Early signs of autism in babies (6 months to one year) may include:

  • Reacting in an unexpected way to new faces

  • Rarely smiling in social situations

  • Making little or no eye contact

  • Difficulty in following objects with their eyes

  • Hearing their name does not produce a response

  • Having limited or no reaction to loud sounds, or not turning their head to locate sounds

  • Overreacting to some sounds

  • Displaying a lack of interest in interactive games, like peek-a-boo

  • Chattering, or imitating sounds and words is limited

  • Gestures like pointing at an object they want or waving back at others are limited

  • Tendency not to imitate the actions of other people

  • Dislike of being touched or cuddled, or not reaching out when about to be picked up, or

  • Displaying unusual or repetitive body movements.
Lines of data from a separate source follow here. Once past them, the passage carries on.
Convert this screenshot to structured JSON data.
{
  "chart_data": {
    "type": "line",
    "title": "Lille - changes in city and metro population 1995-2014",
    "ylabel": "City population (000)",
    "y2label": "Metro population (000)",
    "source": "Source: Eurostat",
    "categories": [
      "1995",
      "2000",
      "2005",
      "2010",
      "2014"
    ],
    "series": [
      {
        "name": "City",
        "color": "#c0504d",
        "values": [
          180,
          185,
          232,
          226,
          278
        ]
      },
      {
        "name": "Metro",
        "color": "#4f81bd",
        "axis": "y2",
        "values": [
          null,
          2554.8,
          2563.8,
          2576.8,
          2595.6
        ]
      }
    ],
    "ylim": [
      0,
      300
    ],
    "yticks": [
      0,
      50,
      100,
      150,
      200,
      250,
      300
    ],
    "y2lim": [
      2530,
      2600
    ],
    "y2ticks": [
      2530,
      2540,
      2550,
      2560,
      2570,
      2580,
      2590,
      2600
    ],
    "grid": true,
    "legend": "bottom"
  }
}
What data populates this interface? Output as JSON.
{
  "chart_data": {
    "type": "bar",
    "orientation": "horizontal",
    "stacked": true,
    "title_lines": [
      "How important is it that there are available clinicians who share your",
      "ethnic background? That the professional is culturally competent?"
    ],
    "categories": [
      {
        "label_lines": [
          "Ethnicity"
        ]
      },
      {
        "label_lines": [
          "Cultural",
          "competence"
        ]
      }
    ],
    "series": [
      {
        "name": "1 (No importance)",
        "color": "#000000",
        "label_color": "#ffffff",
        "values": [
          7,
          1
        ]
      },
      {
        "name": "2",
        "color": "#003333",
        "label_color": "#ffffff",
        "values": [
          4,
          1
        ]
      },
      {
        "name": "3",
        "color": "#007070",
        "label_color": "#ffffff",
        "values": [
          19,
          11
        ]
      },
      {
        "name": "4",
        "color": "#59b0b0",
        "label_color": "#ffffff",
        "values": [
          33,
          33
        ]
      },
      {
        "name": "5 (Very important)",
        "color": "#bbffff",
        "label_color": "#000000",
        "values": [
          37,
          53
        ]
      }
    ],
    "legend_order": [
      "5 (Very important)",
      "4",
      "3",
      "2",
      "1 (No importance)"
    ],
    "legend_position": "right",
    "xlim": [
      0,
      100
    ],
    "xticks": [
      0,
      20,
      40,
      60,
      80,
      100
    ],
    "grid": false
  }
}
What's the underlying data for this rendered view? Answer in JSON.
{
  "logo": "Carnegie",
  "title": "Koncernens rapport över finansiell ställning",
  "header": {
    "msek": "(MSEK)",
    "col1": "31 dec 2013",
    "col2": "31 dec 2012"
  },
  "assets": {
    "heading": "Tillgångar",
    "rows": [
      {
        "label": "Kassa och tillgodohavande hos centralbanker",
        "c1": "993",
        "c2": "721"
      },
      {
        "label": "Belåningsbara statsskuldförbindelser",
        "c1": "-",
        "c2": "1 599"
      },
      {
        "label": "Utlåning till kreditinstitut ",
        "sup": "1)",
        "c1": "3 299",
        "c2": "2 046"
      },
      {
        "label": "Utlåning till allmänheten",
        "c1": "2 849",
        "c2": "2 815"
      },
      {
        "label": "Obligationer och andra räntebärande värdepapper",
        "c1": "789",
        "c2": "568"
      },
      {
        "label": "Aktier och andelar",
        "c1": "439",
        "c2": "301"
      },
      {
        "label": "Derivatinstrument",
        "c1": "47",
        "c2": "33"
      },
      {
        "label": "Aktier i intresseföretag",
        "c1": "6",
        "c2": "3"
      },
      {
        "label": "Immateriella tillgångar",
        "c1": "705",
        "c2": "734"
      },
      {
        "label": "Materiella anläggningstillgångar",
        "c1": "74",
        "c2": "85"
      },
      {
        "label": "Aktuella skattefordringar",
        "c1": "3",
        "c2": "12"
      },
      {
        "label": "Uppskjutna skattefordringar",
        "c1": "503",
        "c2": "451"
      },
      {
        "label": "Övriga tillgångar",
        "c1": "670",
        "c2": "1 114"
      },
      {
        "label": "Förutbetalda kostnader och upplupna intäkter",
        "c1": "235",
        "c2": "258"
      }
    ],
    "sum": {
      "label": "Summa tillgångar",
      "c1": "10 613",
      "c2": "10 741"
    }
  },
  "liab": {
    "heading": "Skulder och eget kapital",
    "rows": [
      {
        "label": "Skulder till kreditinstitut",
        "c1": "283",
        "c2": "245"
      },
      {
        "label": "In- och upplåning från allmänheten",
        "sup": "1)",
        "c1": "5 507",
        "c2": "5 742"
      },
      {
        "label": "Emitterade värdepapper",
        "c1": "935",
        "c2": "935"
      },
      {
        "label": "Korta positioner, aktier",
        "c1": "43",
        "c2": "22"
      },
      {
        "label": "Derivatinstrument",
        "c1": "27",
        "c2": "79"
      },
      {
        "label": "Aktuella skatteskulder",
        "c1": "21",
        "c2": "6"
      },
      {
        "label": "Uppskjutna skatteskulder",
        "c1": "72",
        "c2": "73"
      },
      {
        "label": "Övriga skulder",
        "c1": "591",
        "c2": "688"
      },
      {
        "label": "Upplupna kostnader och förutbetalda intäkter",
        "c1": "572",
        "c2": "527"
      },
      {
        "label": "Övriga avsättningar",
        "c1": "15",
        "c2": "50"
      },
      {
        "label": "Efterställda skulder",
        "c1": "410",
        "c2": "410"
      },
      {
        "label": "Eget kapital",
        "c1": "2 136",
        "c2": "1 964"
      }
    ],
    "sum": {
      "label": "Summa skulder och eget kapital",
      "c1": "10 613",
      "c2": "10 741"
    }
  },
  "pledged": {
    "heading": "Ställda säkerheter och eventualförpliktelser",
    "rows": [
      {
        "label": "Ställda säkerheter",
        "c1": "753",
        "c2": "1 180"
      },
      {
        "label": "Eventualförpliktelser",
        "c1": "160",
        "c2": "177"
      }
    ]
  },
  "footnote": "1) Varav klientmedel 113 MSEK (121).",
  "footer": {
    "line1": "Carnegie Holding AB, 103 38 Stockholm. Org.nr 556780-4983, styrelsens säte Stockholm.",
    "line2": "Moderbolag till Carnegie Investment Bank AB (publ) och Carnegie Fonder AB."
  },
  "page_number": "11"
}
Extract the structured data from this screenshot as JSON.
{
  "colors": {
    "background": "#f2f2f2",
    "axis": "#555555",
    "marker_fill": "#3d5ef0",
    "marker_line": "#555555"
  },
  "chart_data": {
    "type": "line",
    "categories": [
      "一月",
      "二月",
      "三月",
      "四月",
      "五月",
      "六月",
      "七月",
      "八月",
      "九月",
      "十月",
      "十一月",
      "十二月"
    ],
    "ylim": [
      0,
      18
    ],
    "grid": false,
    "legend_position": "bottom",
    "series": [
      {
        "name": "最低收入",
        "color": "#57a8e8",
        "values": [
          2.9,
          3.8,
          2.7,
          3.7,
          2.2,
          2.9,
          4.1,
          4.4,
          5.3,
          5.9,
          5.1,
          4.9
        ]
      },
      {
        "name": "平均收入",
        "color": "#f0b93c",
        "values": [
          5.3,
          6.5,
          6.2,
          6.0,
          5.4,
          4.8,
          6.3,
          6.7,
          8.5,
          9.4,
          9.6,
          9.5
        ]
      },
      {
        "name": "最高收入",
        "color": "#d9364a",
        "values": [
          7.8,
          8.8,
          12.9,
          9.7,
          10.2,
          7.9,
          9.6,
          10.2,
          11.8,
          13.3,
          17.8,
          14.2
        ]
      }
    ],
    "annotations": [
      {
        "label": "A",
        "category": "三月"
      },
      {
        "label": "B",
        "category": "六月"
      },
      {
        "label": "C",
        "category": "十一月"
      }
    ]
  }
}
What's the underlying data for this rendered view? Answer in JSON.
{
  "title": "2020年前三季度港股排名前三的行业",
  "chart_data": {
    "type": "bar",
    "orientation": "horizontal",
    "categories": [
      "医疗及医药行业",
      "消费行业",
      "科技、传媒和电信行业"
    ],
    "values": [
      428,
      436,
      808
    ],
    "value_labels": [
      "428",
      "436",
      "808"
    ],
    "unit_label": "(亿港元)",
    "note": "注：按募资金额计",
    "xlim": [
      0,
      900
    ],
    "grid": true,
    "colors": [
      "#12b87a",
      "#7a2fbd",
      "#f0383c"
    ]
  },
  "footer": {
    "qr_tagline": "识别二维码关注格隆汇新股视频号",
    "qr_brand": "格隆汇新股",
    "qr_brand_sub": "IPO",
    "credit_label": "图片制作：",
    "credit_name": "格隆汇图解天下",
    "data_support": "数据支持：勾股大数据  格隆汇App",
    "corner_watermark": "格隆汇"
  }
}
Early signs of autism in toddlers (up to 24 months) may include:

  • Limited or no speech

  • Only walking on their toes

  • Difficulty in following simple verbal instructions

  • Gestures and imitating others’ actions are limited

  • Showing an intense interest in certain objects, at the exclusion of all else

  • Showing an intense interest in unusual or unexpected objects or materials

  • Unwillingness to share objects or activities they are interested in, or to engage the attention of others, or

  • Engaging in repetitive actions and activities, such as putting objects into lines or groups, etc.


Early signs of autism in young children (up to 36 months) may include:

  • Limited speech

  • Difficulties in being able to follow simple verbal instructions

  • Showing little interest in imaginative play, such as pretend games

  • Showing little interest in other children

  • Wanting routines to be followed and being upset by change

  • Extreme sensitivity to sight, sound, smell, taste and some other sensory experiences

  • Displaying limited or no sensitivity to some sensory experiences such as heat, cold, touch, hunger, thirst or pain, or

  • Becoming fixated on playing with particular toys, activities or actions.